La scelta di non rivelare alcuni particolari relativi, per esempio, al mestiere del protagonista, così come all’organizzazione che sta dietro al rapimento del bambino, era data dal fatto di rispettare la fenomenologia della storia o ci sono altri motivi?
All’inizio c’era una sceneggiatura che ho scritto con LaureIrrmann). È essenziale: si domanda dove stiamo andando! Ho provato per due settimane con tutti gli attori per perfezionare la manipolazione attorno a Guillaume, che è il protagonista assoluto del film. Durante le riprese, alcune volte gli parlavo per non lasciarlo solo (perduto), ma soprattutto lo lasciavo agire come voleva davanti alla mia macchina da presa. Nella scena di tortura, con la fiamma succede qualcosa di imprevisto. Guillaume diventa pazzo in un certo modo e l’attore che subisce la violenza perde il controllo, non riuscendo a dire esattamente quello che c’è scritto nel copione. Per esempio non arriva a spiegare le ragioni del rapimento. Alla fine della ripresa, sapevo di non aver fornito tutte le informazioni che mi ero prefissato, ma sono rimasto fedele al principio che mi ero dato, e cioèdi fare una sola ripresa. Se avessi fatto diversamente avrei perso la sorpresa e la spontaneità che si legge sulla faccia di Guillaume, il quale ripetendo la scena avrebbe saputo ciò che lo aspettava. Oggi trovo che questa sia stata la scelta migliore.

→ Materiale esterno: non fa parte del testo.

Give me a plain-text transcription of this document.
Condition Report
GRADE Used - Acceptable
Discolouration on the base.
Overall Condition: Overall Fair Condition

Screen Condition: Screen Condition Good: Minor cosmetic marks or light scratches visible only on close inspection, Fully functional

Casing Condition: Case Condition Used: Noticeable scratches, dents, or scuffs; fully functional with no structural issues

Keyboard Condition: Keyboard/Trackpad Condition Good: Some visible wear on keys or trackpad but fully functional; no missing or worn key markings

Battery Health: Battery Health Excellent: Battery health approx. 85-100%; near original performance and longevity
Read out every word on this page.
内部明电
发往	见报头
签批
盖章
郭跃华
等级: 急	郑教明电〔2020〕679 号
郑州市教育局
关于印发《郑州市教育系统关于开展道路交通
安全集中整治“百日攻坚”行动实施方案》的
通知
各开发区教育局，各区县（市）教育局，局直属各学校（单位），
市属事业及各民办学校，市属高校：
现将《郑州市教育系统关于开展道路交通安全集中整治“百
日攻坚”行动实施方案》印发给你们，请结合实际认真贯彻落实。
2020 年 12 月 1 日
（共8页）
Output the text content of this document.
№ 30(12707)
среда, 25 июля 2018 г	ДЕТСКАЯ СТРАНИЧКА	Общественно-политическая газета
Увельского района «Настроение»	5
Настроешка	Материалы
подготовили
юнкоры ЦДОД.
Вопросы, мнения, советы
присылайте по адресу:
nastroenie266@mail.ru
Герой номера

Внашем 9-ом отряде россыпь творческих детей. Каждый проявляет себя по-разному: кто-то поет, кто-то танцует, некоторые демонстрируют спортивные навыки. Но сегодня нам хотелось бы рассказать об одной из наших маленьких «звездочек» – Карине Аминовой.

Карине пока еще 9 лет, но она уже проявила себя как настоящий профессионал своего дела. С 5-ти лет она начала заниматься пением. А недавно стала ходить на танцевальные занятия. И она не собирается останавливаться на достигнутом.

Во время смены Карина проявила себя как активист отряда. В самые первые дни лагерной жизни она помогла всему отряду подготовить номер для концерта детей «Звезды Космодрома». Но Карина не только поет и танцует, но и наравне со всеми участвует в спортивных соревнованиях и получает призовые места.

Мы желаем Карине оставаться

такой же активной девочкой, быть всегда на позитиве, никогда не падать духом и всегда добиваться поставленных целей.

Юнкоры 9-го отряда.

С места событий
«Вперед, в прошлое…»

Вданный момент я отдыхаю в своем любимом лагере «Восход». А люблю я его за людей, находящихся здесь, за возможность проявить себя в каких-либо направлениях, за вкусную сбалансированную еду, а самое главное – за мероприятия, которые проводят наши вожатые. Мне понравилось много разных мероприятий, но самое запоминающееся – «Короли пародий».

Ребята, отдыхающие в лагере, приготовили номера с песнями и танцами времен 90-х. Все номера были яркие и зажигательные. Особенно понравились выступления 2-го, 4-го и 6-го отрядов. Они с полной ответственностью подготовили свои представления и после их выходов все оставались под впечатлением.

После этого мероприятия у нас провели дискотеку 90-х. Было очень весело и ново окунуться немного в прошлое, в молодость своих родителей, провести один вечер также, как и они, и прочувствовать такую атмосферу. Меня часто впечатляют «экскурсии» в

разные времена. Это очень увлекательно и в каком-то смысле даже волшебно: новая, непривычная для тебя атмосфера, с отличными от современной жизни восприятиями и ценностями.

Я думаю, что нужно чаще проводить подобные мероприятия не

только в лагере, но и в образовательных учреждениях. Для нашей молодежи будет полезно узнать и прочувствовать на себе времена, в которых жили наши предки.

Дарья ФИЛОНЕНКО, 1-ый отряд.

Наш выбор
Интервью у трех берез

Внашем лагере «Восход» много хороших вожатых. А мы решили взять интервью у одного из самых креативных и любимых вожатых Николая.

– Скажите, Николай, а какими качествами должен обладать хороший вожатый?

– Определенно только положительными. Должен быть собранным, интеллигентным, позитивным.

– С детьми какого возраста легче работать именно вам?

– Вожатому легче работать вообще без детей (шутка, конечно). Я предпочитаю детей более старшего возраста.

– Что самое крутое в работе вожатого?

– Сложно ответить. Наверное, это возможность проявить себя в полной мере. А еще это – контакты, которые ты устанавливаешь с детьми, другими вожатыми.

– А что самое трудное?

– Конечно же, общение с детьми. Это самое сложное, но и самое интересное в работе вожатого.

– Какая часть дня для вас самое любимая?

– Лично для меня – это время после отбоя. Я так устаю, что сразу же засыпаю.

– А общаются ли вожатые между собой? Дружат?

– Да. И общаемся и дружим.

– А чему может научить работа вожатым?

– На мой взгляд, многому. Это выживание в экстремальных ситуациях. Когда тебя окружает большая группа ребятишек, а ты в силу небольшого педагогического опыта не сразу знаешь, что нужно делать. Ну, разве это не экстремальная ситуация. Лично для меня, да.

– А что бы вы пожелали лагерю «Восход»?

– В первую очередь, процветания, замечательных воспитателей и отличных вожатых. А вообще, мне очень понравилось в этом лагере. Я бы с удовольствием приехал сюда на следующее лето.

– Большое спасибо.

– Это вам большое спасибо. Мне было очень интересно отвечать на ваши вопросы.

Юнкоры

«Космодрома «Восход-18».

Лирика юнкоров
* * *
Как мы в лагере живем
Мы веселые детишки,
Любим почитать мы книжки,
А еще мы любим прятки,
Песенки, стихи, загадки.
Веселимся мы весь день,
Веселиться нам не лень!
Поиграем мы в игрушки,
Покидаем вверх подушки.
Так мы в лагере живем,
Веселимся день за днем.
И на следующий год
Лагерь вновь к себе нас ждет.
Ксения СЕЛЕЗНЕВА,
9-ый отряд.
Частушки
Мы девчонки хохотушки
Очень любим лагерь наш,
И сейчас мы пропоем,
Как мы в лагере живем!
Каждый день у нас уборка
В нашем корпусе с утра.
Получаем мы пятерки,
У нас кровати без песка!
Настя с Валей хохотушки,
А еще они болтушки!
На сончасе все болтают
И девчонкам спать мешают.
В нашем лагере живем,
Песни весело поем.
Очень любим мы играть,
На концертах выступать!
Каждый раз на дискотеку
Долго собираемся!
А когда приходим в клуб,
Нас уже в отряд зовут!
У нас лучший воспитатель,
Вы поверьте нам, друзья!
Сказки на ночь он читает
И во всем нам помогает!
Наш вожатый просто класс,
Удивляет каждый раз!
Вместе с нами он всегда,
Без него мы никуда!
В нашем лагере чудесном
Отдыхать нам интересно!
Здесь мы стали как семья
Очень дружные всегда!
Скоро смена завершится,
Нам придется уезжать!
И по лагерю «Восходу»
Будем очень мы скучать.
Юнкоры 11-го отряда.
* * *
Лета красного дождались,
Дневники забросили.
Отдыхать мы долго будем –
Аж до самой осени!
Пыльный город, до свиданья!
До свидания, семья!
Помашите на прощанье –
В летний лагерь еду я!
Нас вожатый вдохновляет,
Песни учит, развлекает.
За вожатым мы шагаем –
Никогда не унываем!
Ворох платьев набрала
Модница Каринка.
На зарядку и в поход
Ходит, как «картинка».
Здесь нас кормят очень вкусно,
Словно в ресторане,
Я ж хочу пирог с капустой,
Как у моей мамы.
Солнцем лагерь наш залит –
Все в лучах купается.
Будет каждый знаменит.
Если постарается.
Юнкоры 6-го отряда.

Un altro aspetto decisivo del tuo film è il modo in cui ritrai il protagonista. Julian non è un giustiziere alla Charles Bronson de Il giustiziere della notte ma, piuttosto, un figura sfaccettata, non esente da paura e angoscia nei confronti di ciò che gli sta accadendo. In questo senso sembra più vicino al personaggio di Cane di paglia, costretto a tirare fuori la sua parte oscura per cause di forza maggiore.
Julien è un uomo roso dalla colpa di non aver avuto cura di suo figlio. Soffre terribilmente. Anche per questo rinuncerà ai suoi valori umanistici, trasformandosi in un lupo, in un animale, disposto a tutto pur di trovare suo figlio. Capisco la sua traiettoria, ma è molto importante che alla fine riferisca ciò che ha fatto alla giustizia. Non è un vigilante venuto in città per regolare i conti con qualcuno.
Per finire volevo parlare un po’ di Guillaume Canet. La sua interpretazione è assolutamente credibile perché di fronte alla macchina da presa appare nudo, senza schermi. In più mi sembra un attore naturalmente abituato (penso anche a No Fiction appena visto a Venezia) a trovare il personaggio lavorando di sottrazione. È cosi?
Ti posso dire che non avrei mai potuto imbarcarmi in questa avventura senza conoscere l’attore. Questo è il mio terzo film con Guillaume, per cui lo conosco molto bene. Sapevo che avrebbe accettato di abbandonarsi e che avrebbe avuto fiducia in me, per cui tanto di cappello a lui!: non si nasconde dietro le parole scritte, non compone nulla. Si lascia sommergere dalla storia e dalle sue emozioni, senza barare. Si, è una sottrazione, ma paradossalmente il risultato moltiplica ciò che avevamo all’inizio del processo.